I just returned tonight from Indiana University, where I gave a lecture Tuesday for the music department entitled “The Ethics of Composing in a Corporate Society.” I probably should have mentioned here beforehand that I was going to present this, so that if you were around you could have gone. But I mention it now because, to tell you the truth, one of the benefits of maintaining this blog is that it contains a running list of my gigs, so that later, if I need to update my résumé (something I hope I won’t have to do many more times in my life), I can look through my blog to locate the details. And I’m not going to post the lecture text here.
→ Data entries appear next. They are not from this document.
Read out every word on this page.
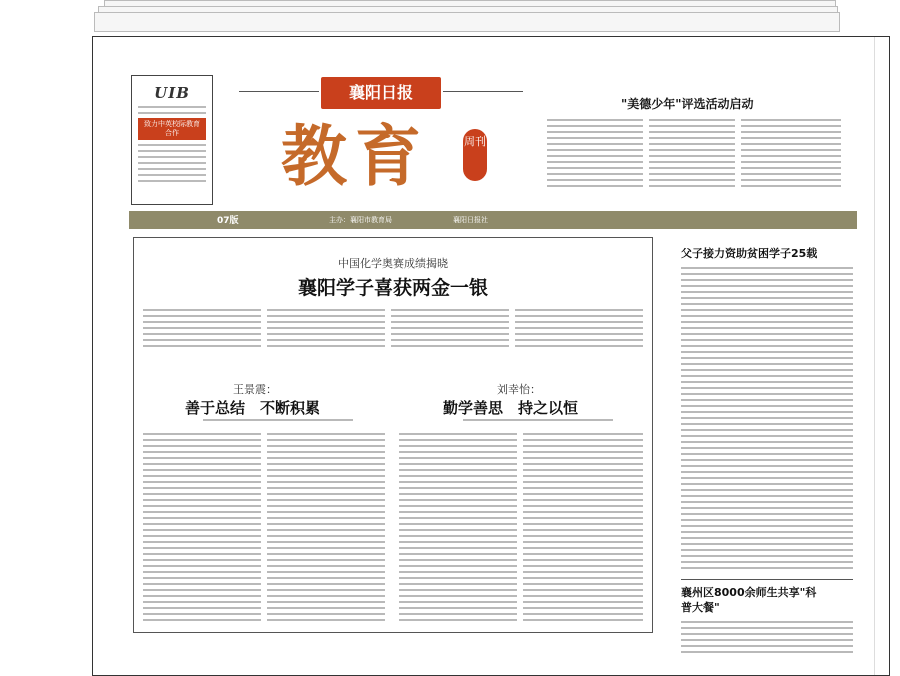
UIB
致力中英校际教育合作
襄阳日报
教育	周刊
"美德少年"评选活动启动
07版	主办：襄阳市教育局	襄阳日报社
中国化学奥赛成绩揭晓
襄阳学子喜获两金一银
王景震：
善于总结　不断积累
刘幸怡：
勤学善思　持之以恒
父子接力资助贫困学子25载
襄州区8000余师生共享"科普大餐"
I need to cultivate a repertoire of unpublished talks I can give when asked to do these things, so I don’t have to write a new lecture every time the way Mozart wrote a new concerto for every concert. After all, I only have a finite number of ideas. At least, I only have a finite number of noncontroversial ideas, and I’ve been trying lately not to piss off the people who invite me somewhere. This hasn’t always been my practice.
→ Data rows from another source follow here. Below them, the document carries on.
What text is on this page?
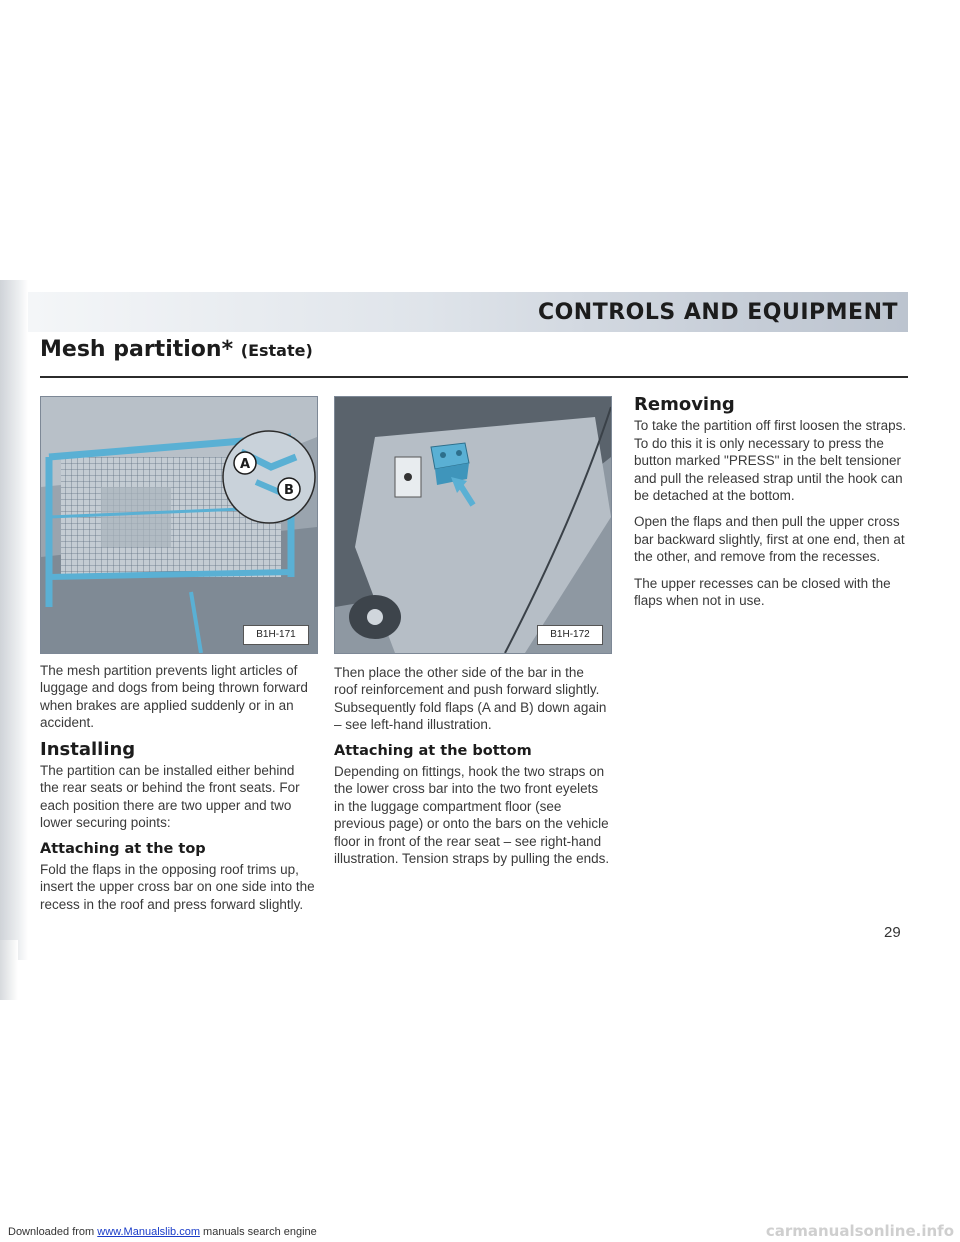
CONTROLS AND EQUIPMENT
Mesh partition* (Estate)
A
B
B1H-171	B1H-172

The mesh partition prevents light articles of luggage and dogs from being thrown forward when brakes are applied suddenly or in an accident.

Installing

The partition can be installed either behind the rear seats or behind the front seats. For each position there are two upper and two lower securing points:

Attaching at the top

Fold the flaps in the opposing roof trims up, insert the upper cross bar on one side into the recess in the roof and press forward slightly.

Then place the other side of the bar in the roof reinforcement and push forward slightly. Subsequently fold flaps (A and B) down again – see left-hand illustration.

Attaching at the bottom

Depending on fittings, hook the two straps on the lower cross bar into the two front eyelets in the luggage compartment floor (see previous page) or onto the bars on the vehicle floor in front of the rear seat – see right-hand illustration. Tension straps by pulling the ends.

Removing

To take the partition off first loosen the straps. To do this it is only necessary to press the button marked "PRESS" in the belt tensioner and pull the released strap until the hook can be detached at the bottom.

Open the flaps and then pull the upper cross bar backward slightly, first at one end, then at the other, and remove from the recesses.

The upper recesses can be closed with the flaps when not in use.

29
Downloaded from www.Manualslib.com manuals search engine	carmanualsonline.info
Besides, as always with academia, it’s the peripheral human contacts that carry more weight than the central pretext. For the subsequent evening, the faculty invited me to a performance of Beethoven’s Missa Solemnis, which I hear is a cute piece, but grad student Brent Reidy also hinted that he was hosting an informal concert of student compositions at his apartment, and that was better bait. Brent – a composer who’s getting a doctorate in musicology, which is an idea I kind of wish I had thought of at his age – hates the standard people-in-rows-of-chairs concert format, and he’s starting his own concert series at which each piece will be played, then discussed, and then played again. It’s a wonderful idea, reminiscent of Schoenberg’s Society for Private Musical Performance but even friendlier. So I heard six student pieces, twice, whose lack of academic pretension would have been deemed miraculous during the era I was in grad school. The faculty I met were lovely and gracious and impressive, but the students are always more interesting, aren’t they?, because they give me clues as to what’s coming up in the future.
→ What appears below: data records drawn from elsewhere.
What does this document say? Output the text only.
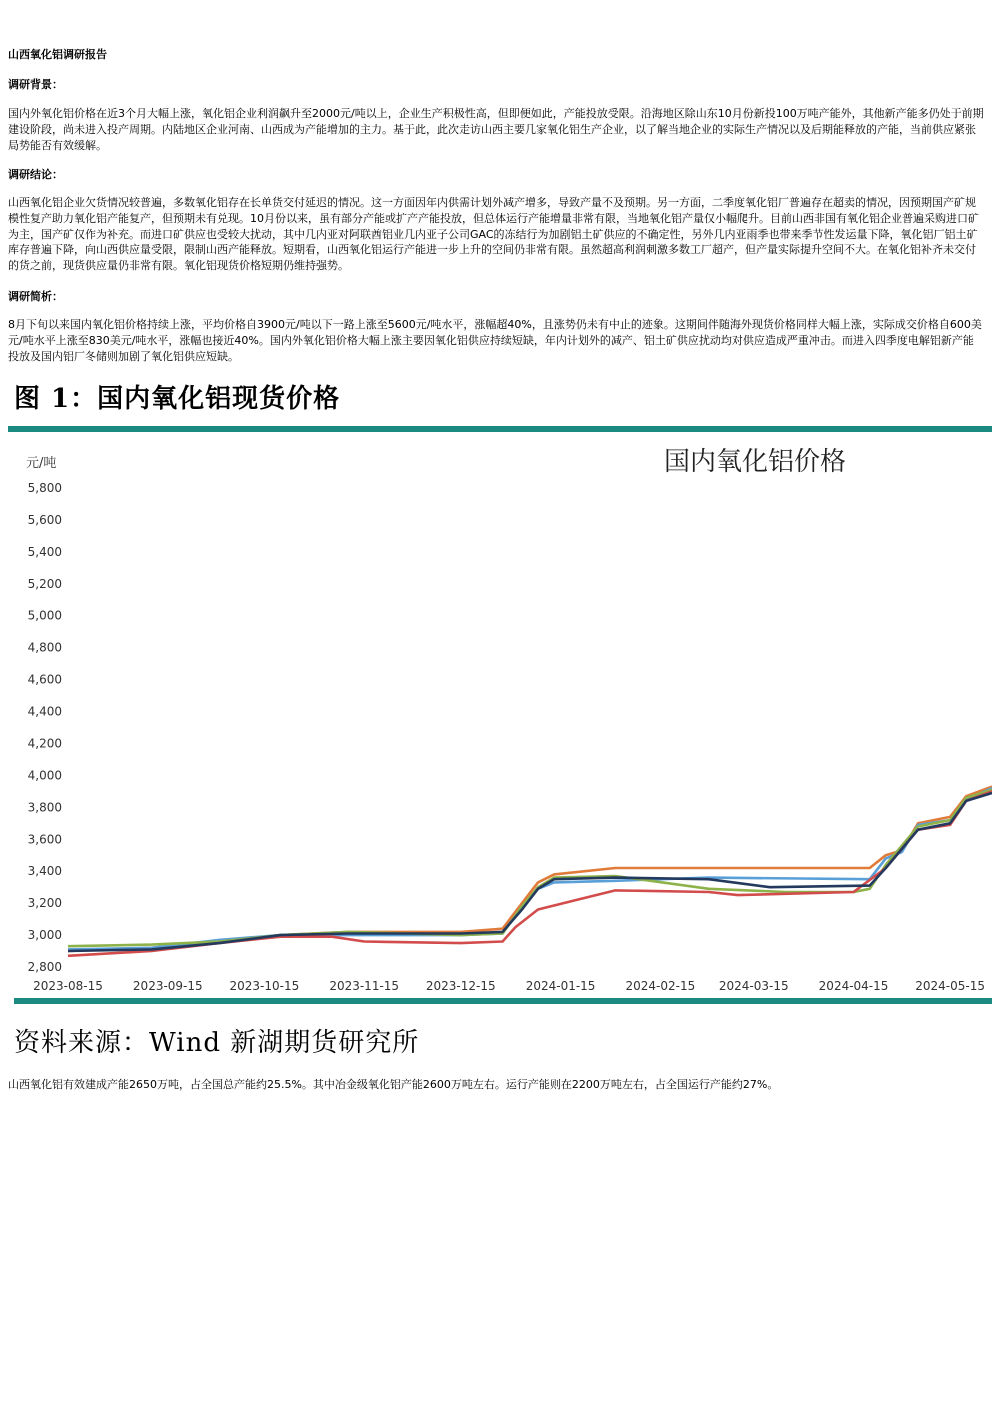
山西氧化铝调研报告
调研背景：

国内外氧化铝价格在近3个月大幅上涨，氧化铝企业利润飙升至2000元/吨以上，企业生产积极性高，但即便如此，产能投放受限。沿海地区除山东10月份新投100万吨产能外，其他新产能多仍处于前期建设阶段，尚未进入投产周期。内陆地区企业河南、山西成为产能增加的主力。基于此，此次走访山西主要几家氧化铝生产企业，以了解当地企业的实际生产情况以及后期能释放的产能，当前供应紧张局势能否有效缓解。

调研结论：

山西氧化铝企业欠货情况较普遍，多数氧化铝存在长单货交付延迟的情况。这一方面因年内供需计划外减产增多，导致产量不及预期。另一方面，二季度氧化铝厂普遍存在超卖的情况，因预期国产矿规模性复产助力氧化铝产能复产，但预期未有兑现。10月份以来，虽有部分产能或扩产产能投放，但总体运行产能增量非常有限，当地氧化铝产量仅小幅爬升。目前山西非国有氧化铝企业普遍采购进口矿为主，国产矿仅作为补充。而进口矿供应也受较大扰动，其中几内亚对阿联酋铝业几内亚子公司GAC的冻结行为加剧铝土矿供应的不确定性，另外几内亚雨季也带来季节性发运量下降，氧化铝厂铝土矿库存普遍下降，向山西供应量受限，限制山西产能释放。短期看，山西氧化铝运行产能进一步上升的空间仍非常有限。虽然超高利润刺激多数工厂超产，但产量实际提升空间不大。在氧化铝补齐未交付的货之前，现货供应量仍非常有限。氧化铝现货价格短期仍维持强势。

调研简析：

8月下旬以来国内氧化铝价格持续上涨，平均价格自3900元/吨以下一路上涨至5600元/吨水平，涨幅超40%，且涨势仍未有中止的迹象。这期间伴随海外现货价格同样大幅上涨，实际成交价格自600美元/吨水平上涨至830美元/吨水平，涨幅也接近40%。国内外氧化铝价格大幅上涨主要因氧化铝供应持续短缺，年内计划外的减产、铝土矿供应扰动均对供应造成严重冲击。而进入四季度电解铝新产能投放及国内铝厂冬储则加剧了氧化铝供应短缺。

图 1：国内氧化铝现货价格
元/吨	国内氧化铝价格
2,800
3,000
3,200
3,400
3,600
3,800
4,000
4,200
4,400
4,600
4,800
5,000
5,200
5,400
5,600
5,800
2023-08-15	2023-09-15 2023-10-15	2023-11-15 2023-12-15	2024-01-15	2024-02-15 2024-03-15	2024-04-15 2024-05-15
资料来源：Wind 新湖期货研究所

山西氧化铝有效建成产能2650万吨，占全国总产能约25.5%。其中冶金级氧化铝产能2600万吨左右。运行产能则在2200万吨左右，占全国运行产能约27%。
I also heard an informative and admirably clear lecture analyzing the music of Thomas Adès by John Roeder of the University of British Columbia. This gave me a new vocabulary item with which to discuss my music. Apparently Adès employs a technique that Roeder calls “parsimonious voice leading,” which means that the chord progressions move by the smallest intervals possible. I’ve spent my entire creative life exploring parsimonious voice leading, but didn’t know to call it that, and with 31 pitches to the octave as opposed to only 12, I’ll go up against Adès in a parsimony contest any day. Partch called it tonality flux. [UPDATE: Ah, “parsimonious voice leading” is a Schoenberg term – not one I had paid specific attention to, but it obviously seeped in and took root somehow.]
While there I met some students who read my blog religiously, and I hope that percussionist/musicologist Kerry O’Brien and percussionist Andy Bliss, in particular, will appreciate reading here that it was lovely talking to (and drinking with) them. Store these names away, because you’ll hear them again someday.